TdC es un diario de lecturas, un viaje semanal por la cultura. Marcos Taracido es editor de Libro de notas. Escribió también las columnas El entomólogo, Jácaras y mogigangas y Leve historia del mundo [Libro en papel y pdf]. Ha publicado también el cómic Tratado del miedo. La cita es los jueves.
En la Edad Media el libro es un artículo de lujo hasta el punto de que no existe comercio en torno a él: los centros de producción son monasterios y abadías cuyos objetivos son la conservación y la propaganda, y sólo para unos pocos privilegiados se hacen copias que pasan a bibliotecas privadas. Pero por entonces el libro recoge una pequeña porción de la cultura de la época: la mayor parte de la producción literaria y cultural viaja de boca en boca, sin mayor consistencia que la que le otorga la oralidad, cambiante siempre, degradada o iluminada según la pericia del haedo, profesional o campesino, en una plaza pública, en la posada, en el hogar. En la Roma clásica el comercio del libro cobró cierta importancia, pero los autores se enorgullecían de que estos fuesen leídos públicamente.
La aparición y el desarrollo de la imprenta lo cambia todo, y es el principio del mercado libresco tal y como hoy lo conocemos: paradójicamente el abaratamiento de la producción de libros supone arrebatarle la cultura a los iletrados y entregársela a las élites. No hay que olvidar, por cierto, que durante bastante tiempo la imprenta fue vista como un engendro tecnológico que villanizaba la alta cultura, y todavía en el siglo XVII los autores de prestigio trataban de evitar o no veían con buenas ojos las ediciones impresas de sus libros. El mercado empezó a fraguarse con la concesión de licencias a los impresores, que obtenían privilegios de edición en amplias zonas de modo que controlaban el negocio unas pocas familias. Al mismo tiempo, la industria de la oralidad no desapareció inmediatamente, y las obras impresas se convirtieron en materia de lectura pública continuando con la tradición medieval. Y las ediciones falsas, copias en folios sueltos o en impresiones de baja calidad, proliferaban hasta ser queja común entre autores y editores, fuente de apócrifos y variantes inagotable. Con el paulatino afianzamiento de la imprenta se empieza a forjar el escritor y la cultura tal y como hoy la conocemos, y surgen nuevos modos de rentabilizar las creaciones literarias, como el impulso que en el siglo XIX dan los periódicos con las obras por entregas o las suscripciones.

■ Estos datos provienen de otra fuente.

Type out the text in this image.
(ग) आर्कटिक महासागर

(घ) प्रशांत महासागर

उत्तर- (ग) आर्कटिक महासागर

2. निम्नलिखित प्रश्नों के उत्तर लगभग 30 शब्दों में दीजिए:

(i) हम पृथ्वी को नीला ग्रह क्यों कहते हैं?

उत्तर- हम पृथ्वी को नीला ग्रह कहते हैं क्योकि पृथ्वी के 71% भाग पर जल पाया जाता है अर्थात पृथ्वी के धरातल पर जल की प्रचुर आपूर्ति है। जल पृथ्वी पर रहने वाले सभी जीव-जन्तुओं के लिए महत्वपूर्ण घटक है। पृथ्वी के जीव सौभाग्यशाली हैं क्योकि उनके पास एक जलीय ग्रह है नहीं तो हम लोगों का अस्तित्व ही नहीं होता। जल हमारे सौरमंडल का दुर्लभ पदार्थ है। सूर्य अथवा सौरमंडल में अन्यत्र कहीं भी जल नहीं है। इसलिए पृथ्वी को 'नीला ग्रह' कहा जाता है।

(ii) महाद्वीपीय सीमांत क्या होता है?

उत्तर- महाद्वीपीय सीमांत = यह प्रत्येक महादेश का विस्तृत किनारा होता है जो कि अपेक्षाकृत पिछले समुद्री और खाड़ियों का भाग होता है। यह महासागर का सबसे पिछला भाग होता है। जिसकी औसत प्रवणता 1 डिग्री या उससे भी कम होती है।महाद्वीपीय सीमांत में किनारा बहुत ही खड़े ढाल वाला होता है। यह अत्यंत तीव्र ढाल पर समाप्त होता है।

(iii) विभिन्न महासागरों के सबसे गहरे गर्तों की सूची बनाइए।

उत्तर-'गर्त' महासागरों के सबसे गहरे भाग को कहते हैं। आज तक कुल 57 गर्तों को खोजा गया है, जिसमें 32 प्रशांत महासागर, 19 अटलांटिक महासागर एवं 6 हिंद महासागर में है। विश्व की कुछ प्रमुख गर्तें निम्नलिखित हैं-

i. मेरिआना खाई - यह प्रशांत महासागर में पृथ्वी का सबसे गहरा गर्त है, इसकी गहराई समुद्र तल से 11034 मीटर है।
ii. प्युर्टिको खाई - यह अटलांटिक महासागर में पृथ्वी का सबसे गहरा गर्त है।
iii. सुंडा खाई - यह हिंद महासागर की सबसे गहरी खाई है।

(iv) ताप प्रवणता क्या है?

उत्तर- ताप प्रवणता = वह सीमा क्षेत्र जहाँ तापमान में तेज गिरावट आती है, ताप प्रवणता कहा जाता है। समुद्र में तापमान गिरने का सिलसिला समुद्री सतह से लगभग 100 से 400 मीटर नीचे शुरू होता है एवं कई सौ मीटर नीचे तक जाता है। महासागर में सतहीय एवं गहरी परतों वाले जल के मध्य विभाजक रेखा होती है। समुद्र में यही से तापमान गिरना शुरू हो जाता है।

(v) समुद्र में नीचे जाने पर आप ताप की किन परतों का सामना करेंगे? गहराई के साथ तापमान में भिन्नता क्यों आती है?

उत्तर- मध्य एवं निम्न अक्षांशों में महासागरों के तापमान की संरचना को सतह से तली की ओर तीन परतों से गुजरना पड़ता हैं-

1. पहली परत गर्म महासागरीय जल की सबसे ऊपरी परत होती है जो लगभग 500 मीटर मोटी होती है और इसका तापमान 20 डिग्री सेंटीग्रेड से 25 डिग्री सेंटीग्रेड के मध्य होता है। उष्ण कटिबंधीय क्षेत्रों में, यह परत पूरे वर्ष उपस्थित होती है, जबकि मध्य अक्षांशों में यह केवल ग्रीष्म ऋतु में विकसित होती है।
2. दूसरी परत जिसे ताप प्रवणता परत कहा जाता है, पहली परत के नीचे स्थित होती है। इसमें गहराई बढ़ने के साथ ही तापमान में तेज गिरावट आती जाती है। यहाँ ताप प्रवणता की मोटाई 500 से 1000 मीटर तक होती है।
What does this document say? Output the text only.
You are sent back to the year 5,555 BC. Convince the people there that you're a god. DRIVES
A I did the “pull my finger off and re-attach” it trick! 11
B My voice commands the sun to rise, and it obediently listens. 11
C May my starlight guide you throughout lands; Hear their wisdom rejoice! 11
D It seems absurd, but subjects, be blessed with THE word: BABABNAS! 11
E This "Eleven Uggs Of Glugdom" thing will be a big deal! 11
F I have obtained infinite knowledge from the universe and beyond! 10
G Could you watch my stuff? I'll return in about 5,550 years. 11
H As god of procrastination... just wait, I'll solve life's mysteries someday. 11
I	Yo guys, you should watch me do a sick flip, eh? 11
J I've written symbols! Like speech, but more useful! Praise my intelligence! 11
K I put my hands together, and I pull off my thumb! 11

Sin embargo, y salvo escasísimas excepciones, los novelistas (ya no digamos los poetas) no han podido vivir de sus libros hasta hace apenas unas décadas, cuando el mercado editorial se igualó a cualquier otra industria capitalista y funcionó como tal. Obviamente, siguen siendo pocos los que lo consiguen: digamos que sucede como con el reparto de la riqueza en el mundo: muy pocos multimillonarios y multitud de muertos de hambre. Y como en el resto de la sociedad de mercado no hay una correlación directa entre éxito comercial del autor y su calidad: la alta cultura, la que atesta las librerías y se cuela en los telediarios y los premios, esa que sirve para hablar de derechos inalienables y agitar la bandera sensacionalista del apocalipsis cultural que se avecina, está plagada de bazofia. El nerviosismo que abuba como una peste en el sector del libro con la aparición del formato digital es el mismo que corrió por abadías y autores en el Renacimiento, multiplicado por la velocidad de precipicio de nuestra era cibernética. Sin embargo, dudo que cambie nada que no haya cambiado ya: el mercado es demasiado poderoso y ya está tomando posiciones para que todo continúe. Queda por saber si esta nueva oralidad más o menos silente, esta otra cultura que se mueve en la red fuera del parnaso, será una moda pasajera o permanecerá durante algunos siglos, de boca en boca, de teclado a teclado, de ordenador a ordenador.
2009-10-15 22:38
¡Muy buena reflexión! Va link en mi próximo Lo mejor de la quincena.